Une définition du suicide forcé

Les violences psychologiques répétées (mensonges, sarcasmes, mépris, humiliations, dénigrement, insultes, isolement, état de dépendance financière, harcèlement, menaces, et cetera) instaurent une pression psychologique continue sur la victime. Il s’agit ni plus ni moins du processus d’emprise. En effet, il ne s’agit pas d’un dérapage ponctuel mais de l’installation et du maintien d’un mode de relation. Les buts poursuivis par l’agresseur sont de déstabiliser, blesser, mais aussi de dominer, soumettre. En effet, les inégalités, la domination, le contrôle, sont à la base de l’iceberg de toute violence. De plus, les violences psychologiques sont le socle de toutes les autres violences.

La violence physique ne serait effectivement pas acceptée sans violences psychologiques, au contraire, elle s’installe au moment où les résistances psychiques de la victime ont cédé, quand la situation de domination est déjà installée. S’il y a violence physique donc, il y a emprise. La violence physique ne fait qu’augmenter son ampleur par un effet de sidération plus important, rendant la victime encore d’avantage emprisonnée.

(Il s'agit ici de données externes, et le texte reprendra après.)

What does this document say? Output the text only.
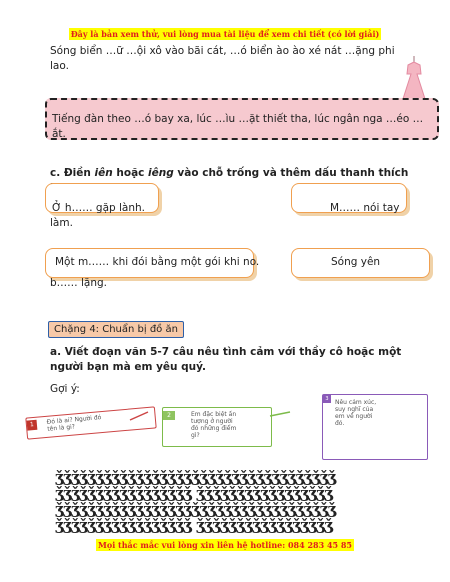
Đây là bản xem thử, vui lòng mua tài liệu để xem chi tiết (có lời giải)
Sóng biển …ữ …ội xô vào bãi cát, …ó biển ào ào xé nát …ặng phi lao.
Tiếng đàn theo …ó bay xa, lúc …ìu …ặt thiết tha, lúc ngân nga …éo …ắt.
c. Điền iên hoặc iêng vào chỗ trống và thêm dấu thanh thích
Ở h…… gặp lành.	M…… nói tay
làm.
Một m…… khi đói bằng một gói khi no.	Sóng yên
b…… lặng.
Chặng 4: Chuẩn bị đồ ăn
a. Viết đoạn văn 5-7 câu nêu tình cảm với thầy cô hoặc một người bạn mà em yêu quý.
Gợi ý:
1	Đó là ai? Người đó tên là gì?
2	Em đặc biệt ấn tượng ở người đó những điểm gì?
3	Nêu cảm xúc, suy nghĩ của em về người đó.
ǯǯǯǯǯǯǯǯǯǯǯǯǯǯǯǯǯǯǯǯǯǯǯǯǯǯǯǯǯǯǯǯǯǯǯ
ǯǯǯǯǯǯǯǯǯǯǯǯǯǯǯǯǯ ǯǯǯǯǯǯǯǯǯǯǯǯǯǯǯǯǯ
ǯǯǯǯǯǯǯǯǯǯǯǯǯǯǯǯǯǯǯǯǯǯǯǯǯǯǯǯǯǯǯǯǯǯǯ
ǯǯǯǯǯǯǯǯǯǯǯǯǯǯǯǯǯ ǯǯǯǯǯǯǯǯǯǯǯǯǯǯǯǯǯ
Mọi thắc mắc vui lòng xin liên hệ hotline: 084 283 45 85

Les violences psychologiques donc, même sans violences physiques, altèrent le jugement critique et le libre-arbitre de la victime, au point qu’elle en vient à l’impossibilité de nommer ce qu’elle vit, de dire ce qu’elle tolère ou pas. L’emprise induit une colonisation par l’auteur de tous les domaines de la vie de la victime – estime de soi, entourage, argent, etc – jusqu’à la perte du sentiment de dignité, et ce sont bien les objectifs de l’agresseur, qui veut tout dominer, tout contrôler. L’aboutissement de ces violences est bien la destruction morale d’un être. Les séquelles psychologiques sont nombreuses : état de stress post-traumatique, dépression, anxiété, troubles sexuels, troubles du sommeil, troubles du comportement alimentaire, automutilations, douleurs chroniques, psychose, abus de substances, conduites sexuelles à risque, suicide. Le suicide est donc bien la conséquence psycho-traumatique la plus extrême, en même temps qu’il constitue l’aboutissement du processus de domination (jusqu’à l’anéantissement), ainsi qu’une sortie de la prison mentale instaurée par l’auteur des violences. Les conséquences de la violence psychologique sont donc moins visibles que celles de la violence physique, elles constituent pourtant de graves séquelles, des marques indélébiles.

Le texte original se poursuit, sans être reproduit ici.